Archives: February 2007

Getting servers in line

I spent a lovely weekend morning setting up monitoring on servers - yes, what fun :-)

I like all my servers to run logcheck, smartmontools, sysstat, and lm-sensors.

logcheck means watching your email every hour, and adding in yet more ignore rules for things your server thinks it’s perfectly OK to spit out.

smartmontools means waiting to see which attributes it’s going to complain about, making sure it’s set up to mail you about bad sectors, and getting this all in inside the 128-character line-length limit.

And lm-sensors, well that takes a lot of tweaking, to get all the alarms to stop ringing, labelling the right temperatures, and ignoring the disconnected pins.

Ugh, it’s painful work, but it helps in the long-run…

Postfix + SMTP-AUTH

I finally found a good blog post on the subject of getting Postfix to do SMTP-AUTH via SASL.

I went one step further, and instead of moving /var/run/saslauthd/ to the Postfix chroot, I did a bind mount:

/etc/fstab:

/var/run/saslauthd /var/spool/postfix/var/run/saslauthd none bind 0     0

Postfix was announcing methods like CRAM-MD5 which can’t be supported by the PAM backend, so I restricted them down to PLAIN and LOGIN (over TLS only, obviously):

/etc/postfix/sasl/smtpd.conf:

pwcheck_method: saslauthd
mech_list: plain login

Now, it’s working nicely, and I can IMAPS and SMTP-AUTH-TLS to my mail server from anywhere.

Shared #clug server?

tea and tumbleweed were chatting one evening about having a shared dedicated server in london for #clug (or clug in general) members to use as MX, shell box, etc.

Basically Xen would be out of the question, because cheap boxes don’t have enough RAM, it would have to be shared. This would mean agreeing on a common MTA (HORRORS!), and sharing root between a group of people… :-)

Some options:

tumbleweed has a “Value” server with uk2.net, who’s lease expires on 22 Feb. If 11 other people were interested, we could renew it, for the cost of about R600 pa, each. This would save on setup costs.

Anyone keen? We have a wiki page on the subject, add yourself.

Horrific performance with 3ware RAID

I’ve been enjoying our server at UK2.net. It’s a pretty speedy machine (although a little light on RAM - I suspect that they don’t want people running Xen), and it’s connected to a fat pipe. But I’ve been experiencing a lot of bad lockups.

I traced the problem to postmaping the uceprotect.net RBL file. They recommend that you rsync this file from them, and then postmap it into a fast lookup database for postfix, rather than using their DNSRBL service. But running the postmap was taking my box 40 mins. The same operation, on a loaded, lower-spec, 2 year old server took 2 mins (yes this server also has RAID1 on the volume concerned). On my UK2 box, while the postmap was running, the machine became totally unresponsive, and it could take a minute or two to log in, serve a web page, or even execute a basic command like ps.

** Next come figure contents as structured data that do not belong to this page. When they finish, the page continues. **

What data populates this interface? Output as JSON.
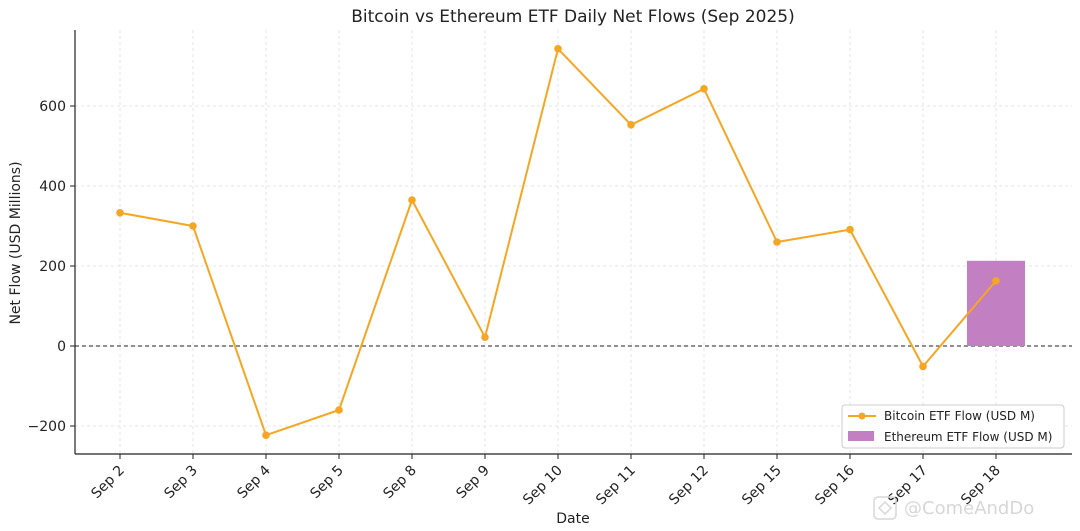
{
  "chart_data": {
    "type": "line",
    "title": "Bitcoin vs Ethereum ETF Daily Net Flows (Sep 2025)",
    "xlabel": "Date",
    "ylabel": "Net Flow (USD Millions)",
    "categories": [
      "Sep 2",
      "Sep 3",
      "Sep 4",
      "Sep 5",
      "Sep 8",
      "Sep 9",
      "Sep 10",
      "Sep 11",
      "Sep 12",
      "Sep 15",
      "Sep 16",
      "Sep 17",
      "Sep 18"
    ],
    "ylim": [
      -270,
      790
    ],
    "yticks": [
      -200,
      0,
      200,
      400,
      600
    ],
    "ytick_labels": [
      "−200",
      "0",
      "200",
      "400",
      "600"
    ],
    "grid": true,
    "zero_line": true,
    "legend_position": "lower-right",
    "series": [
      {
        "name": "Bitcoin ETF Flow (USD M)",
        "kind": "line",
        "color": "#f5a623",
        "values": [
          333,
          300,
          -223,
          -160,
          365,
          22,
          743,
          553,
          643,
          260,
          291,
          -51,
          163
        ]
      },
      {
        "name": "Ethereum ETF Flow (USD M)",
        "kind": "bar",
        "color": "#c27fc2",
        "values": [
          null,
          null,
          null,
          null,
          null,
          null,
          null,
          null,
          null,
          null,
          null,
          null,
          213
        ]
      }
    ]
  },
  "watermark": {
    "text": "@ComeAndDo"
  }
}
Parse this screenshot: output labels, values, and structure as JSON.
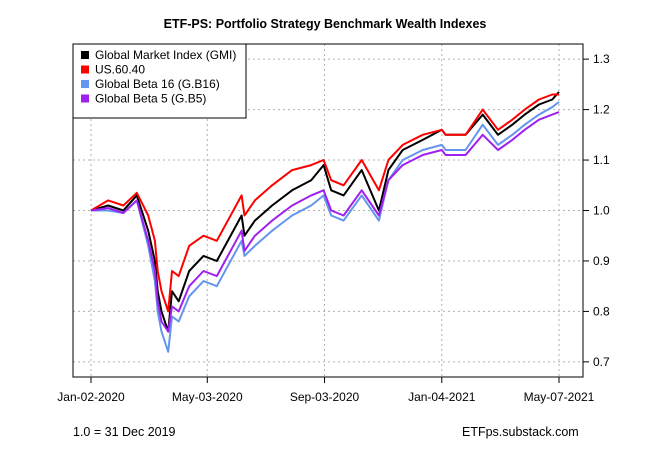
{
  "chart_data": {
    "type": "line",
    "title": "ETF-PS: Portfolio Strategy Benchmark Wealth Indexes",
    "xlabel": "",
    "ylabel": "",
    "x_start": "2020-01-02",
    "x_end": "2021-05-07",
    "x_ticks": [
      {
        "date": "2020-01-02",
        "label": "Jan-02-2020"
      },
      {
        "date": "2020-05-03",
        "label": "May-03-2020"
      },
      {
        "date": "2020-09-03",
        "label": "Sep-03-2020"
      },
      {
        "date": "2021-01-04",
        "label": "Jan-04-2021"
      },
      {
        "date": "2021-05-07",
        "label": "May-07-2021"
      }
    ],
    "y_ticks": [
      "0.7",
      "0.8",
      "0.9",
      "1.0",
      "1.1",
      "1.2",
      "1.3"
    ],
    "ylim": [
      0.67,
      1.33
    ],
    "y_axis_side": "right",
    "grid": true,
    "legend_position": "top-left",
    "series": [
      {
        "name": "Global Market Index (GMI)",
        "color": "#000000",
        "x": [
          "2020-01-02",
          "2020-01-20",
          "2020-02-05",
          "2020-02-19",
          "2020-03-02",
          "2020-03-09",
          "2020-03-12",
          "2020-03-16",
          "2020-03-23",
          "2020-03-27",
          "2020-04-03",
          "2020-04-14",
          "2020-04-29",
          "2020-05-13",
          "2020-06-08",
          "2020-06-11",
          "2020-06-22",
          "2020-07-10",
          "2020-07-31",
          "2020-08-20",
          "2020-09-02",
          "2020-09-10",
          "2020-09-23",
          "2020-10-12",
          "2020-10-30",
          "2020-11-09",
          "2020-11-24",
          "2020-12-15",
          "2021-01-04",
          "2021-01-08",
          "2021-01-29",
          "2021-02-16",
          "2021-03-04",
          "2021-03-19",
          "2021-04-01",
          "2021-04-16",
          "2021-04-30",
          "2021-05-07"
        ],
        "values": [
          1.0,
          1.01,
          1.0,
          1.03,
          0.96,
          0.9,
          0.84,
          0.8,
          0.76,
          0.84,
          0.82,
          0.88,
          0.91,
          0.9,
          0.99,
          0.95,
          0.98,
          1.01,
          1.04,
          1.06,
          1.09,
          1.04,
          1.03,
          1.08,
          1.0,
          1.08,
          1.12,
          1.14,
          1.16,
          1.15,
          1.15,
          1.19,
          1.15,
          1.17,
          1.19,
          1.21,
          1.22,
          1.235
        ]
      },
      {
        "name": "US.60.40",
        "color": "#ff0000",
        "x": [
          "2020-01-02",
          "2020-01-20",
          "2020-02-05",
          "2020-02-19",
          "2020-03-02",
          "2020-03-09",
          "2020-03-12",
          "2020-03-16",
          "2020-03-23",
          "2020-03-27",
          "2020-04-03",
          "2020-04-14",
          "2020-04-29",
          "2020-05-13",
          "2020-06-08",
          "2020-06-11",
          "2020-06-22",
          "2020-07-10",
          "2020-07-31",
          "2020-08-20",
          "2020-09-02",
          "2020-09-10",
          "2020-09-23",
          "2020-10-12",
          "2020-10-30",
          "2020-11-09",
          "2020-11-24",
          "2020-12-15",
          "2021-01-04",
          "2021-01-08",
          "2021-01-29",
          "2021-02-16",
          "2021-03-04",
          "2021-03-19",
          "2021-04-01",
          "2021-04-16",
          "2021-04-30",
          "2021-05-07"
        ],
        "values": [
          1.0,
          1.02,
          1.01,
          1.035,
          0.99,
          0.94,
          0.88,
          0.84,
          0.8,
          0.88,
          0.87,
          0.93,
          0.95,
          0.94,
          1.03,
          0.99,
          1.02,
          1.05,
          1.08,
          1.09,
          1.1,
          1.06,
          1.05,
          1.1,
          1.04,
          1.1,
          1.13,
          1.15,
          1.16,
          1.15,
          1.15,
          1.2,
          1.16,
          1.18,
          1.2,
          1.22,
          1.23,
          1.23
        ]
      },
      {
        "name": "Global Beta 16 (G.B16)",
        "color": "#6495ed",
        "x": [
          "2020-01-02",
          "2020-01-20",
          "2020-02-05",
          "2020-02-19",
          "2020-03-02",
          "2020-03-09",
          "2020-03-12",
          "2020-03-16",
          "2020-03-23",
          "2020-03-27",
          "2020-04-03",
          "2020-04-14",
          "2020-04-29",
          "2020-05-13",
          "2020-06-08",
          "2020-06-11",
          "2020-06-22",
          "2020-07-10",
          "2020-07-31",
          "2020-08-20",
          "2020-09-02",
          "2020-09-10",
          "2020-09-23",
          "2020-10-12",
          "2020-10-30",
          "2020-11-09",
          "2020-11-24",
          "2020-12-15",
          "2021-01-04",
          "2021-01-08",
          "2021-01-29",
          "2021-02-16",
          "2021-03-04",
          "2021-03-19",
          "2021-04-01",
          "2021-04-16",
          "2021-04-30",
          "2021-05-07"
        ],
        "values": [
          1.0,
          1.0,
          0.995,
          1.02,
          0.93,
          0.86,
          0.8,
          0.76,
          0.72,
          0.79,
          0.78,
          0.83,
          0.86,
          0.85,
          0.94,
          0.91,
          0.93,
          0.96,
          0.99,
          1.01,
          1.03,
          0.99,
          0.98,
          1.03,
          0.98,
          1.06,
          1.1,
          1.12,
          1.13,
          1.12,
          1.12,
          1.17,
          1.13,
          1.15,
          1.17,
          1.19,
          1.205,
          1.215
        ]
      },
      {
        "name": "Global Beta 5 (G.B5)",
        "color": "#a020f0",
        "x": [
          "2020-01-02",
          "2020-01-20",
          "2020-02-05",
          "2020-02-19",
          "2020-03-02",
          "2020-03-09",
          "2020-03-12",
          "2020-03-16",
          "2020-03-23",
          "2020-03-27",
          "2020-04-03",
          "2020-04-14",
          "2020-04-29",
          "2020-05-13",
          "2020-06-08",
          "2020-06-11",
          "2020-06-22",
          "2020-07-10",
          "2020-07-31",
          "2020-08-20",
          "2020-09-02",
          "2020-09-10",
          "2020-09-23",
          "2020-10-12",
          "2020-10-30",
          "2020-11-09",
          "2020-11-24",
          "2020-12-15",
          "2021-01-04",
          "2021-01-08",
          "2021-01-29",
          "2021-02-16",
          "2021-03-04",
          "2021-03-19",
          "2021-04-01",
          "2021-04-16",
          "2021-04-30",
          "2021-05-07"
        ],
        "values": [
          1.0,
          1.005,
          0.995,
          1.02,
          0.94,
          0.88,
          0.82,
          0.78,
          0.76,
          0.81,
          0.8,
          0.85,
          0.88,
          0.87,
          0.96,
          0.92,
          0.95,
          0.98,
          1.01,
          1.03,
          1.04,
          1.0,
          0.99,
          1.04,
          0.99,
          1.06,
          1.09,
          1.11,
          1.12,
          1.11,
          1.11,
          1.15,
          1.12,
          1.14,
          1.16,
          1.18,
          1.19,
          1.195
        ]
      }
    ]
  },
  "footer": {
    "left": "1.0 = 31 Dec 2019",
    "right": "ETFps.substack.com"
  }
}
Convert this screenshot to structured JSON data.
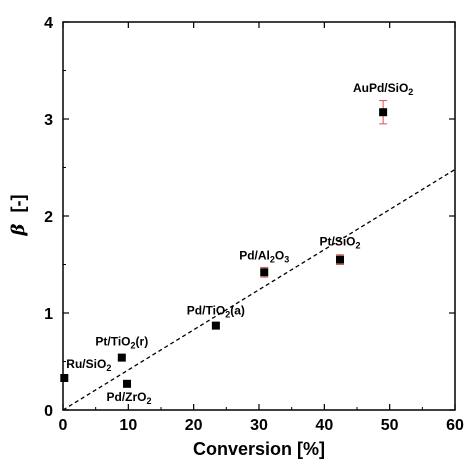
{
  "chart_data": {
    "type": "scatter",
    "xlabel": "Conversion [%]",
    "ylabel_symbol": "β",
    "ylabel_unit": "[-]",
    "xlim": [
      0,
      60
    ],
    "ylim": [
      0,
      4
    ],
    "xticks": [
      0,
      10,
      20,
      30,
      40,
      50,
      60
    ],
    "yticks": [
      0,
      1,
      2,
      3,
      4
    ],
    "grid": false,
    "marker_color": "#000000",
    "errorbar_color": "#d9534f",
    "points": [
      {
        "x": 0.2,
        "y": 0.33,
        "label": "Ru/SiO",
        "sub": "2",
        "suffix": ""
      },
      {
        "x": 9.0,
        "y": 0.54,
        "label": "Pt/TiO",
        "sub": "2",
        "suffix": "(r)"
      },
      {
        "x": 9.8,
        "y": 0.27,
        "label": "Pd/ZrO",
        "sub": "2",
        "suffix": ""
      },
      {
        "x": 23.4,
        "y": 0.87,
        "label": "Pd/TiO",
        "sub": "2",
        "suffix": "(a)"
      },
      {
        "x": 30.8,
        "y": 1.42,
        "label": "Pd/Al",
        "sub": "2",
        "suffix": "O",
        "sub2": "3",
        "yerr": 0.05
      },
      {
        "x": 42.4,
        "y": 1.55,
        "label": "Pt/SiO",
        "sub": "2",
        "suffix": "",
        "yerr": 0.05
      },
      {
        "x": 49.0,
        "y": 3.07,
        "label": "AuPd/SiO",
        "sub": "2",
        "suffix": "",
        "yerr": 0.12
      }
    ],
    "fit_line": {
      "x": [
        0,
        60
      ],
      "y": [
        0,
        2.48
      ],
      "style": "dashed"
    }
  }
}
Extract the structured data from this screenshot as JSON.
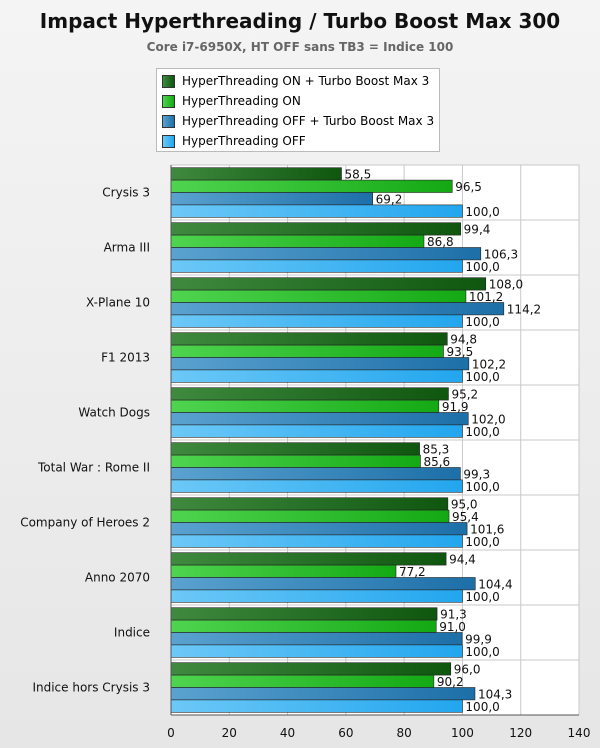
{
  "chart_data": {
    "type": "bar",
    "orientation": "horizontal",
    "title": "Impact Hyperthreading / Turbo Boost Max 300",
    "subtitle": "Core i7-6950X, HT OFF sans TB3 = Indice 100",
    "categories": [
      "Crysis 3",
      "Arma III",
      "X-Plane 10",
      "F1 2013",
      "Watch Dogs",
      "Total War : Rome II",
      "Company of Heroes 2",
      "Anno 2070",
      "Indice",
      "Indice hors Crysis 3"
    ],
    "series": [
      {
        "name": "HyperThreading ON + Turbo Boost Max 3",
        "color": "#1f6e1f",
        "values": [
          58.5,
          99.4,
          108.0,
          94.8,
          95.2,
          85.3,
          95.0,
          94.4,
          91.3,
          96.0
        ],
        "labels": [
          "58,5",
          "99,4",
          "108,0",
          "94,8",
          "95,2",
          "85,3",
          "95,0",
          "94,4",
          "91,3",
          "96,0"
        ]
      },
      {
        "name": "HyperThreading ON",
        "color": "#22c022",
        "values": [
          96.5,
          86.8,
          101.2,
          93.5,
          91.9,
          85.6,
          95.4,
          77.2,
          91.0,
          90.2
        ],
        "labels": [
          "96,5",
          "86,8",
          "101,2",
          "93,5",
          "91,9",
          "85,6",
          "95,4",
          "77,2",
          "91,0",
          "90,2"
        ]
      },
      {
        "name": "HyperThreading OFF + Turbo Boost Max 3",
        "color": "#2f86bf",
        "values": [
          69.2,
          106.3,
          114.2,
          102.2,
          102.0,
          99.3,
          101.6,
          104.4,
          99.9,
          104.3
        ],
        "labels": [
          "69,2",
          "106,3",
          "114,2",
          "102,2",
          "102,0",
          "99,3",
          "101,6",
          "104,4",
          "99,9",
          "104,3"
        ]
      },
      {
        "name": "HyperThreading OFF",
        "color": "#37b5f5",
        "values": [
          100.0,
          100.0,
          100.0,
          100.0,
          100.0,
          100.0,
          100.0,
          100.0,
          100.0,
          100.0
        ],
        "labels": [
          "100,0",
          "100,0",
          "100,0",
          "100,0",
          "100,0",
          "100,0",
          "100,0",
          "100,0",
          "100,0",
          "100,0"
        ]
      }
    ],
    "xlim": [
      0,
      140
    ],
    "xticks": [
      "0",
      "20",
      "40",
      "60",
      "80",
      "100",
      "120",
      "140"
    ],
    "grid": true,
    "legend_position": "top-left"
  }
}
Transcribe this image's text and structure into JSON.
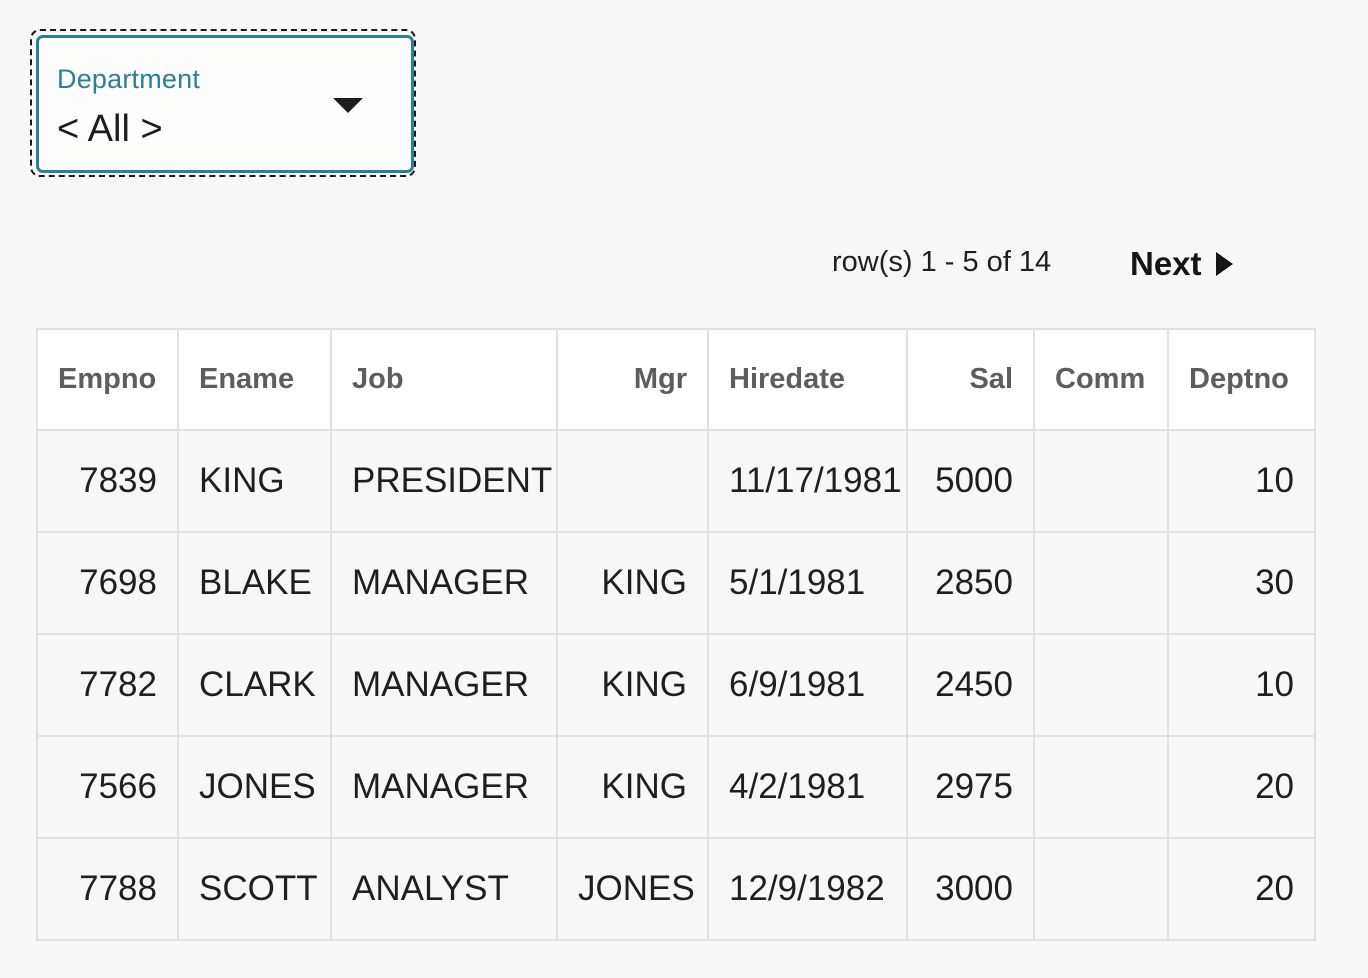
{
  "filter": {
    "label": "Department",
    "value": "< All >"
  },
  "pagination": {
    "rows_info": "row(s) 1 - 5 of 14",
    "next_label": "Next"
  },
  "table": {
    "headers": [
      "Empno",
      "Ename",
      "Job",
      "Mgr",
      "Hiredate",
      "Sal",
      "Comm",
      "Deptno"
    ],
    "rows": [
      [
        "7839",
        "KING",
        "PRESIDENT",
        "",
        "11/17/1981",
        "5000",
        "",
        "10"
      ],
      [
        "7698",
        "BLAKE",
        "MANAGER",
        "KING",
        "5/1/1981",
        "2850",
        "",
        "30"
      ],
      [
        "7782",
        "CLARK",
        "MANAGER",
        "KING",
        "6/9/1981",
        "2450",
        "",
        "10"
      ],
      [
        "7566",
        "JONES",
        "MANAGER",
        "KING",
        "4/2/1981",
        "2975",
        "",
        "20"
      ],
      [
        "7788",
        "SCOTT",
        "ANALYST",
        "JONES",
        "12/9/1982",
        "3000",
        "",
        "20"
      ]
    ]
  },
  "icons": {
    "select_caret": "caret-down-icon",
    "next": "triangle-right-icon"
  },
  "colors": {
    "accent": "#2b7f96",
    "background": "#f8f7f5",
    "border": "#e3e1dd",
    "header_text": "#5e5d5a"
  }
}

Clearly something wasn’t right. And it was something in the IO system. The only answer is the 3ware RAID controller. (It’s a 8006-2, doing RAID-1) I know these controllers have a big buffer, so I looked up the 3ware website, for tuning guidance. I followed it to the letter, and things didn’t really improve. I tried the deadline scheduler, and tweaking the buffers, but it only got marginally better.

Personally, I’ve always used software RAID, even for RAID-5, and I’ve never had bad performance like that. And having the RAID in a portable format has really helped with recovery in the past. I understand that Windows monkeys have to use hardware RAID (because their software RAID sucks so much), but is this kind of performance normal?

I’ve asked UK2 to chuck my controller and give me software RAID :-)

Update

I’ve now got software RAID 1, and postmap runs in 25 seconds. That’s what I call a 60x speed improvement :-)

Oh, and the system is totally responsive while the postmap runs.